On the need to tackle political murder even when hidden in full view…

As Rick Wilford said on The View last night, I thought I had a handle on what was going on until I watched The View last night. I suppose the basic problem with Peter Robinson’s Heath Robinson like attempt to give the institutions time and room to breath [before the bunny finally gets it, eh? – Ed] that it’s so complicated it’s difficult to explain, even for his own Finance Minister.

So, turning away from that near impossible task and taking account of the rather larger matter of the extra judicial killing of Kevin McGuigan (“It was the IRA, yes”) Michael HC McDowell argues in the Belfast Telegraph today that any sticking plaster solution will not work in bedding down the peace.

He begins by outlining how the idea for the IMC came about:

My IMC concept grew out of a successful programme in Sicily – A Culture Of Lawfulness – which had successfully ridden the capital Palermo of the Mafia, naming and shaming those carrying out assassinations, paramilitary attacks, racketeering, bank robberies, extortion, blackmail and intimidation.

This programme was run in close co-operation with the mass media, the key support of the Pope and the Catholic Cardinal of Sicily, the education system, which was controlled by the Church, and the police.

And…

I envisaged the IMC pushing the IRA and the loyalist paramilitaries into totally peaceful methods so that they could then qualify to participate in a power-sharing administration with the rest of the democratic parties.

The IMC was late in being set up, but by 2011 had achieved major progress, using intelligence and security force information from all jurisdictions and, importantly, from the general public, given in confidence, and anonymously if preferred, on breaches in the Mitchell Principles.

In short, using naming-and-shaming the four commissioners from the north, the south, London and Washington were key in getting us to “Yes” and devolved government and building confidence within the majority and minority communities that illegality would no longer be swept under the carpet. I believed that closing down the IMC in 2011 was too early.

I have one caveat, however. I envisaged the commissioners calling it like it is and not under any circumstances pulling their punches for “political reasons” lest the Executive collapse because of the seriousness of any IMC findings.

The chips, I believed, had to fall where they might and the commissioners, all unelected, had no political mandate to “preserve” the Executive.

I believe punches were pulled, though not that often, to stop the Executive collapsing. If, as some politicians are suggesting, the IMC is resurrected short or medium-term, pulling punches to preserve the Executive must not be allowed.

McDowell concludes:

…bringing back the IMC, in smaller form or as it was set up originally, won’t build back confidence in the system, except on a very short-term basis.

Rather, it is the very system which set up the Executive and Assembly that is broken and until London and Dublin and the Northern Ireland parties agree on reforms, or the latter have reforms thrust on them on a take-it-or-leave it basis, it is not worth having the devolved institutions as they are presently constituted.
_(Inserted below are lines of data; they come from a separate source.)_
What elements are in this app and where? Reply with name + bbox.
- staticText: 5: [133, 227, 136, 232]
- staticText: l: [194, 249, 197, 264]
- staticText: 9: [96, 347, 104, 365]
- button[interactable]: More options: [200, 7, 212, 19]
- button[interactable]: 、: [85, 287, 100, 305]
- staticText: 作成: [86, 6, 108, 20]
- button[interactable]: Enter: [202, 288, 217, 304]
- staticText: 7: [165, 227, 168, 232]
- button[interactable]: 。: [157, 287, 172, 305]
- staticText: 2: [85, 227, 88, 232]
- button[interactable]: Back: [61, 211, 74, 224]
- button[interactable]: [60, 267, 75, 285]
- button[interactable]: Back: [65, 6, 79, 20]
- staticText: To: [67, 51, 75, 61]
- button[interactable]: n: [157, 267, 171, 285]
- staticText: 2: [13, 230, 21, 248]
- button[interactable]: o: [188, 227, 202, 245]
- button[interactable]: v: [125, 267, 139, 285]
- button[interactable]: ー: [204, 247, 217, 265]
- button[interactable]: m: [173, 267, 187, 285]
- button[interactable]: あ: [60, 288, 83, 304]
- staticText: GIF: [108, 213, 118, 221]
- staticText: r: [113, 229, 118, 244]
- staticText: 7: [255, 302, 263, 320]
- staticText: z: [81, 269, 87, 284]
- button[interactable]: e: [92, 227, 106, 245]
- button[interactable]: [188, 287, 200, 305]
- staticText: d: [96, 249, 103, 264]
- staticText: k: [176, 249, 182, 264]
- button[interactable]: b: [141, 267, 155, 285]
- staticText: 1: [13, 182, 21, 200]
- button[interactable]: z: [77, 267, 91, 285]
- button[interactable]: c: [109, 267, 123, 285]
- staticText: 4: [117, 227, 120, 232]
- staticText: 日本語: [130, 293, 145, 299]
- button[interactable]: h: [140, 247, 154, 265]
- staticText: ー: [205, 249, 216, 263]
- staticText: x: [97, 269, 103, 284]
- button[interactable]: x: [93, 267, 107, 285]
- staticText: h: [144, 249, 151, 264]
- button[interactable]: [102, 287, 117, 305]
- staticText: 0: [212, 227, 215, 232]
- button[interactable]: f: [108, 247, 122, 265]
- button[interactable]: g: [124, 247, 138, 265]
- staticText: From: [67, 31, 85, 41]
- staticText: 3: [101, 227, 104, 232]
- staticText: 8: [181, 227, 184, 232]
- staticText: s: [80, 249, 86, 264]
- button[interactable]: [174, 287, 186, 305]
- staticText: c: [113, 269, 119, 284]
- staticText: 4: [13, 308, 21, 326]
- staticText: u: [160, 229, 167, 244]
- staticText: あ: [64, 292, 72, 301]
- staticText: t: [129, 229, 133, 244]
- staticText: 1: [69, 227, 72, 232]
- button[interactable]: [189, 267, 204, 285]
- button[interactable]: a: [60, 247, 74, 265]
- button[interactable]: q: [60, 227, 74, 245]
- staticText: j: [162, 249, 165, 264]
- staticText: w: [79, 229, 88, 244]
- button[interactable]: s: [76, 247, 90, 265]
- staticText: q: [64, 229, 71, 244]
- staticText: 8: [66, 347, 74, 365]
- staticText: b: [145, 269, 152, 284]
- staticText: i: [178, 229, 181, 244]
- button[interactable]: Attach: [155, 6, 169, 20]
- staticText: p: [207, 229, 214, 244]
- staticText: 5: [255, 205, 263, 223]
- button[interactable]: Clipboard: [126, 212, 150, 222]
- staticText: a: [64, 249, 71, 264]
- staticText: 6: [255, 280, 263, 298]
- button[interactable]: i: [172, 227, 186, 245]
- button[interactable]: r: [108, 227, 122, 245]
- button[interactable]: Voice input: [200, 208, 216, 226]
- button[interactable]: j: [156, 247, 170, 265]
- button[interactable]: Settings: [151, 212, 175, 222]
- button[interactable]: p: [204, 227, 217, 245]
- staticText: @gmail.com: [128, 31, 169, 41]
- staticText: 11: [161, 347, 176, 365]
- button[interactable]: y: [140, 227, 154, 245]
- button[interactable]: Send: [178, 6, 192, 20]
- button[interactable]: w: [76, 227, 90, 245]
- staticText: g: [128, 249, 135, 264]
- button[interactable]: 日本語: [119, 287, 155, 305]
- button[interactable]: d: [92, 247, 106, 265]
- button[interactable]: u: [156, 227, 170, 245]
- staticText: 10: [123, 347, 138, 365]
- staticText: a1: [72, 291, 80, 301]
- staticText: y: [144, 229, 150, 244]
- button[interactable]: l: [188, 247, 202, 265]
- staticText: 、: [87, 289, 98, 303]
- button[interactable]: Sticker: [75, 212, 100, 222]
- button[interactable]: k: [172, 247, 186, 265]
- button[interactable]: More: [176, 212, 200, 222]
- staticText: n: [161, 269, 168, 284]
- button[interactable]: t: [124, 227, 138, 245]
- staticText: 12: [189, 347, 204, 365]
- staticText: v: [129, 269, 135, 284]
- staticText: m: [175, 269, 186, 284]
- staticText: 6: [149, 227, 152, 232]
Similarly, new elections without deep constitutional reform will only produce roughly the same gridlock-like results we have had to date. London and Dublin and the Northern Ireland parties need to arrive at a new system of government where accountability and responsibility are paramount. And any US role must be strictly limited to supporting a deal agreed by the non-US players.

So-called “constructive ambiguity” has become “destructive ambiguity”. A new, constructive, fully democratic power-sharing Executive and Assembly (and with safeguards for minorities) without “ambiguities” is what is needed today.